Grieg Concerto Cadenza as Played
   After a bit of searching through my score library, I found my copy of the concerto almost where it should have been. It was  dated, well, never mind the date. I was fourteen, about the same age as this student. I showed him my very large and very deliberate  self-reminder scrawled across the top of the page in deeply indented graphite: S L O W   P R A C T I C E. My teacher probably made me put it there. It's good advice.

Grieg Concerto: Again Those Pesky Small Notes



   
Edvard Grieg
My student brought the effervescent slow movement of Grieg's concerto. He complained of difficulty with the pesante passage at letter B (Schirmer ed.), where rhythmic confusion reigned. (This, of course, is not the effervescent part.) We pianists sometimes get caught between  note reading and piano playing. We become enslaved to the notation.  Here is the passage as printed:
Grieg Concerto, Letter B as Written
   First, I said, play the passage without those grand-yet-annoying grace notes in the bass—in order to sense the basic three-eighths meter. This is already a little unusual. (Here we wandered a little off topic, as it became necessary to notice the melodic doubling in the tops of each hand.) Then, as always, our job is to give the small notes a place in time. Remember, just because the composer cavalierly tosses in some rhythmically unregistered notes—unaccounted for in the overall scheme of things—doesn't give us license to throw ourselves at the piano willy-nilly. We always have to tell our somewhat delinquent hands where and when to play. Give the grace notes a rhythm. This means they will borrow time from their preceding colleagues. Pedal with these bass notes.

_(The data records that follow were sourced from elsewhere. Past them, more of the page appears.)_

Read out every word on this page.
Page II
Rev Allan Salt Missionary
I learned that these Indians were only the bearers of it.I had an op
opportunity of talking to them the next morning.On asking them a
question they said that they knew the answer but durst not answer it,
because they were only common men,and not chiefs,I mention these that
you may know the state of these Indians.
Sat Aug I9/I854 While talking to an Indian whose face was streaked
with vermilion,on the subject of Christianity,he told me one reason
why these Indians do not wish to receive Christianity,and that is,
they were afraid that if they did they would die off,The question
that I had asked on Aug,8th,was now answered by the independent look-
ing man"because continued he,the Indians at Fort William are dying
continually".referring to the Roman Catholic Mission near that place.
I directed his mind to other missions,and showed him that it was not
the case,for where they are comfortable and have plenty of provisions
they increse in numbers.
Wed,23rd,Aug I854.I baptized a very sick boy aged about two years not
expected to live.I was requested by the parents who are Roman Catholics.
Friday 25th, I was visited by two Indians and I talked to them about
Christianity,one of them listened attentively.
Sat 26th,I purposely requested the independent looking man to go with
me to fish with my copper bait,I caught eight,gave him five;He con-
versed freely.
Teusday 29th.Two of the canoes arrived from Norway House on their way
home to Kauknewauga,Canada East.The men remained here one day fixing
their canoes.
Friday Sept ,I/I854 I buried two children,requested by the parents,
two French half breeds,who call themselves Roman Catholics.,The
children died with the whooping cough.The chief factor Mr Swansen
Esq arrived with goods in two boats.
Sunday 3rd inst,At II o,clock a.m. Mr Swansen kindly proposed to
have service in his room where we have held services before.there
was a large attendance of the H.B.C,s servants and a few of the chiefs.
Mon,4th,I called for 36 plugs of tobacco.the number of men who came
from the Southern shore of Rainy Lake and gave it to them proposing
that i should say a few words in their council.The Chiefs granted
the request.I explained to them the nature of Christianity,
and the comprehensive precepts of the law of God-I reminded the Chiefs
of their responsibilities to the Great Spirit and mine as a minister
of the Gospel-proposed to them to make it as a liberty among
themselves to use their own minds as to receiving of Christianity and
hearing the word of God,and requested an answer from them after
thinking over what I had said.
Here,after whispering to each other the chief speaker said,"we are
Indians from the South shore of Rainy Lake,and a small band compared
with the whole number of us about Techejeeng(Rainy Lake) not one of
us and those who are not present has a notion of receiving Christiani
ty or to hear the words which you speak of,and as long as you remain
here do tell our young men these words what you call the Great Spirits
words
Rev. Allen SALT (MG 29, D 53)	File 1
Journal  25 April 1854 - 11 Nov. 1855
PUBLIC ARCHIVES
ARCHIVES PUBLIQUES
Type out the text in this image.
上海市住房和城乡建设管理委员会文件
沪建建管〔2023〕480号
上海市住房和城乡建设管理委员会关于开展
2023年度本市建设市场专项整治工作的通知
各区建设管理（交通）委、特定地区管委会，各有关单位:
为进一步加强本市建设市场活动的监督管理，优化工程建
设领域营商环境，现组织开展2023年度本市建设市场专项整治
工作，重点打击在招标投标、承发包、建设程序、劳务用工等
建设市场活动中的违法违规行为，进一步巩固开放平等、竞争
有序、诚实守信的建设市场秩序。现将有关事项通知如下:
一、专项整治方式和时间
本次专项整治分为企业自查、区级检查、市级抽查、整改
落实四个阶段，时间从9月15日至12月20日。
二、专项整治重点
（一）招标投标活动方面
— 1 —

Grieg Concerto, Letter B as Played.
   In an unrelated issue, in the preceding passage, the effervescent part, my student had heart palpitations trying to leap from the extreme treble to the lower bass with his left hand. We relieved considerable stress by combining the treble notes into chords in the right hand, which gives the left hand ample time to make its leap. 
Grieg Concerto, Re-divide.

Say it with me class: The score shows us what the music should sound like, not how it feels in our hands.
   You can listen to my favorite recording here, Dinu Lipati.